The truth is simple: digital skills have become the new degree. Across the world, employers are shifting attention from academic titles to demonstrable abilities. Recruiters increasingly ask practical questions: Can you build a website? Can you analyze data? Can you automate business processes? Can you run digital campaigns that generate measurable results? Can you solve problems using technology? These are the skills driving today’s economy.

As highlighted in the article How Digital Skills Became the New Degree, which this writer stumbled on online, the classroom has effectively moved into browser tabs. Learning is no longer restricted to lecture halls. Young people now acquire valuable knowledge online through digital platforms, boot camps, virtual mentorships, and project-based learning. What matters is not where knowledge came from, but whether it can produce results.

This explains why portfolios, project experience, and micro-credentials are becoming more valuable in many industries than traditional certificates alone. Companies now hire based on competence and adaptability. In sectors ranging from finance to fashion, media to manufacturing, digital literacy is becoming a minimum requirement rather than an added advantage.

Otti’s warning therefore comes at the right time for Nigerian youths, especially in a country battling alarming unemployment levels. The danger of over-dependence on certificates is that education can become theoretical while the economy remains practical. Many graduates possess academic knowledge but lack the digital competence required in today’s workplaces.

The governor’s initiative through TechRise is important because it bridges that gap. Rather than producing certificate-holders waiting endlessly for government jobs, the programme aims to create innovators, freelancers, entrepreneurs, and problem-solvers capable of competing globally.

His statement that youths should become “active creators of digital value” captures the future perfectly. In today’s world, a young person in Aba or Umuahia can work remotely for companies in Europe, America, or Asia if equipped with relevant digital skills. Geography is no longer the limitation it once was. The internet has democratized opportunity.
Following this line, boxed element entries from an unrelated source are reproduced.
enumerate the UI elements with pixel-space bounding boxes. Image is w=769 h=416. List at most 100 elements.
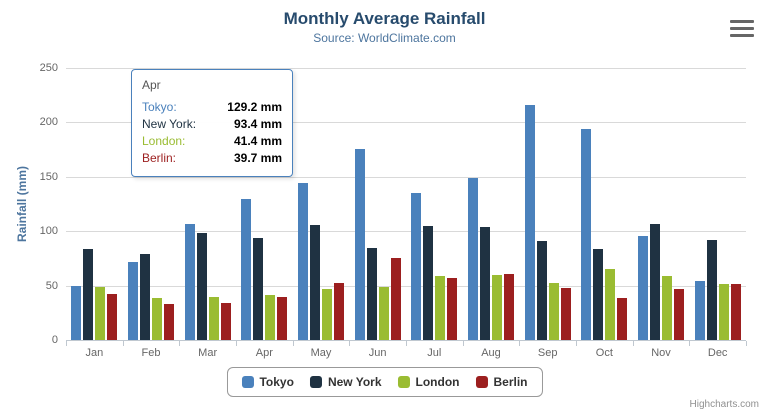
tooltip-series-name: Berlin:: [142, 151, 177, 165]
x-axis-label: Dec: [707, 347, 728, 359]
tooltip-row-london: London: 41.4 mm: [142, 133, 282, 150]
bar-berlin-feb[interactable]: [164, 303, 174, 340]
tooltip: Apr Tokyo: 129.2 mm New York: 93.4 mm London…: [131, 69, 293, 177]
bar-berlin-nov[interactable]: [674, 289, 684, 340]
y-axis-label: 200: [39, 116, 58, 129]
bar-new-york-aug[interactable]: [480, 226, 490, 340]
gridline: [66, 176, 746, 178]
x-axis-label: Sep: [537, 347, 558, 359]
x-axis-tick: [746, 341, 747, 346]
bar-tokyo-apr[interactable]: [241, 199, 252, 340]
tooltip-rows: Tokyo: 129.2 mm New York: 93.4 mm London: 41.…: [142, 99, 282, 167]
bar-london-oct[interactable]: [605, 269, 616, 340]
bar-tokyo-jan[interactable]: [71, 285, 82, 340]
x-axis-label: Nov: [651, 347, 671, 359]
legend-label: New York: [327, 375, 382, 389]
legend-item-tokyo[interactable]: Tokyo: [241, 375, 294, 389]
y-axis-label: 150: [39, 170, 58, 183]
bar-tokyo-dec[interactable]: [694, 280, 705, 340]
legend-item-new-york[interactable]: New York: [309, 375, 382, 389]
bar-berlin-jul[interactable]: [447, 277, 458, 340]
bar-london-jan[interactable]: [95, 286, 106, 340]
bar-berlin-apr[interactable]: [277, 296, 288, 340]
bar-tokyo-sep[interactable]: [524, 104, 535, 340]
hamburger-icon[interactable]: [730, 20, 754, 37]
legend: Tokyo New York London Berlin: [226, 367, 543, 397]
x-axis-tick: [179, 341, 181, 346]
bar-tokyo-aug[interactable]: [468, 178, 478, 340]
bar-london-jun[interactable]: [378, 287, 389, 340]
bar-new-york-feb[interactable]: [140, 254, 150, 340]
bar-tokyo-nov[interactable]: [638, 236, 648, 340]
legend-label: Tokyo: [259, 375, 294, 389]
x-axis-label: Jan: [85, 347, 104, 359]
bar-new-york-apr[interactable]: [253, 238, 264, 340]
x-axis-tick: [292, 341, 294, 346]
x-axis-tick: [406, 341, 407, 346]
chart-title: Monthly Average Rainfall: [283, 9, 486, 28]
tooltip-series-value: 129.2 mm: [227, 100, 282, 114]
legend-label: Berlin: [493, 375, 528, 389]
bar-london-aug[interactable]: [492, 275, 502, 340]
bar-berlin-dec[interactable]: [730, 284, 741, 340]
x-axis-tick: [632, 341, 634, 346]
bar-berlin-oct[interactable]: [617, 297, 628, 340]
legend-item-berlin[interactable]: Berlin: [475, 375, 528, 389]
bar-new-york-jul[interactable]: [423, 225, 434, 340]
bar-berlin-mar[interactable]: [220, 302, 231, 340]
x-axis-tick: [349, 341, 351, 346]
bar-tokyo-mar[interactable]: [184, 224, 195, 340]
x-axis-label: Jul: [427, 347, 442, 359]
bar-tokyo-feb[interactable]: [128, 262, 138, 340]
bar-new-york-dec[interactable]: [706, 239, 717, 340]
bar-tokyo-jul[interactable]: [411, 192, 422, 340]
bar-tokyo-oct[interactable]: [581, 128, 592, 340]
bar-london-sep[interactable]: [548, 283, 559, 340]
bar-berlin-aug[interactable]: [504, 274, 514, 340]
hamburger-line: [730, 20, 754, 23]
bar-london-nov[interactable]: [662, 275, 672, 340]
bar-london-apr[interactable]: [265, 295, 276, 340]
legend-swatch: [309, 376, 322, 388]
legend-item-london[interactable]: London: [397, 375, 460, 389]
legend-swatch: [241, 376, 254, 388]
tooltip-series-value: 93.4 mm: [233, 117, 282, 131]
bar-berlin-jun[interactable]: [390, 257, 401, 340]
bar-berlin-may[interactable]: [334, 282, 344, 340]
x-axis-label: Mar: [198, 347, 218, 359]
bar-new-york-nov[interactable]: [650, 224, 660, 340]
bar-london-dec[interactable]: [718, 284, 729, 340]
gridline: [66, 285, 746, 287]
bar-tokyo-jun[interactable]: [354, 148, 365, 340]
tooltip-series-value: 39.7 mm: [233, 151, 282, 165]
chart-subtitle: Source: WorldClimate.com: [313, 31, 456, 45]
x-axis-tick: [519, 341, 521, 346]
x-axis-tick: [576, 341, 577, 346]
tooltip-row-new-york: New York: 93.4 mm: [142, 116, 282, 133]
bar-new-york-oct[interactable]: [593, 249, 604, 340]
bar-london-feb[interactable]: [152, 297, 162, 340]
bar-london-mar[interactable]: [208, 297, 219, 340]
legend-label: London: [415, 375, 460, 389]
credits-link[interactable]: Highcharts.com: [689, 399, 759, 410]
tooltip-row-tokyo: Tokyo: 129.2 mm: [142, 99, 282, 116]
bar-tokyo-may[interactable]: [298, 183, 308, 340]
bar-new-york-jan[interactable]: [83, 249, 94, 340]
hamburger-line: [730, 27, 754, 30]
plot-area: [66, 68, 746, 341]
bar-london-may[interactable]: [322, 288, 332, 340]
bar-new-york-sep[interactable]: [536, 240, 547, 340]
bar-new-york-may[interactable]: [310, 224, 320, 340]
y-axis-label: 50: [45, 279, 58, 292]
x-axis-label: May: [310, 347, 332, 359]
tooltip-row-berlin: Berlin: 39.7 mm: [142, 150, 282, 167]
bar-berlin-jan[interactable]: [107, 293, 118, 340]
tooltip-header: Apr: [142, 78, 161, 92]
bar-new-york-mar[interactable]: [196, 232, 207, 340]
bar-berlin-sep[interactable]: [560, 288, 571, 340]
x-axis-tick: [689, 341, 691, 346]
y-axis-labels: 0 50 100 150 200 250: [0, 62, 58, 346]
bar-new-york-jun[interactable]: [366, 248, 377, 340]
bar-london-jul[interactable]: [435, 275, 446, 340]
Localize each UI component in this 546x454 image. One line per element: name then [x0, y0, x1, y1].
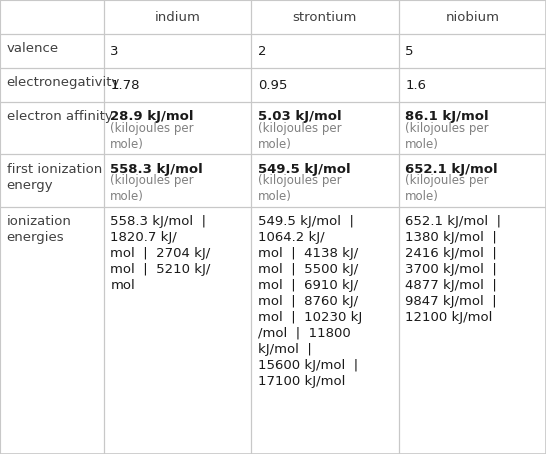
Text: 28.9 kJ/mol: 28.9 kJ/mol — [110, 110, 194, 123]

More importantly, digital skills offer something Nigeria desperately needs economic self-reliance. A skilled software developer, data analyst, cybersecurity expert, or digital marketer can create wealth independently without waiting for scarce white-collar jobs. This is why advanced digital training is no longer optional. It is becoming essential for survival.

However, this shift does not mean traditional education is useless. Degrees still provide structure, discipline, and foundational knowledge. Universities remain important institutions. But certificates alone are no longer enough. They must now be complemented with practical, continuously updated skills that align with evolving realities. That is perhaps the strongest point in Otti’s position: learning must not stop at graduation.

Technology evolves too rapidly for static education models. Artificial intelligence alone is reshaping industries at breathtaking speed. Jobs that existed five years ago are disappearing, while entirely new career paths are emerging. Young people who refuse to adapt risk being left behind in an increasingly competitive digital economy.

The most successful professionals today are lifelong learners. They constantly upgrade themselves, learn new tools, and adapt to changing demands. In this era, employability depends less on what is printed on paper and more on the ability to solve problems in real time.

Abia State’s “AI FIRST” approach under TechRise therefore deserves commendation. It signals an understanding that the future belongs to technologically empowered societies. States and nations that fail to prepare their youths for this digital revolution may struggle economically in the coming decades.

Governor Otti’s message should resonate beyond Abia. It is a wake-up call to Nigerian youths everywhere. The future will not reward complacency. It will reward creativity, innovation, adaptability, and digital competence.

The question is no longer, “What certificate do you have?” The real question now is: “What value can you create?”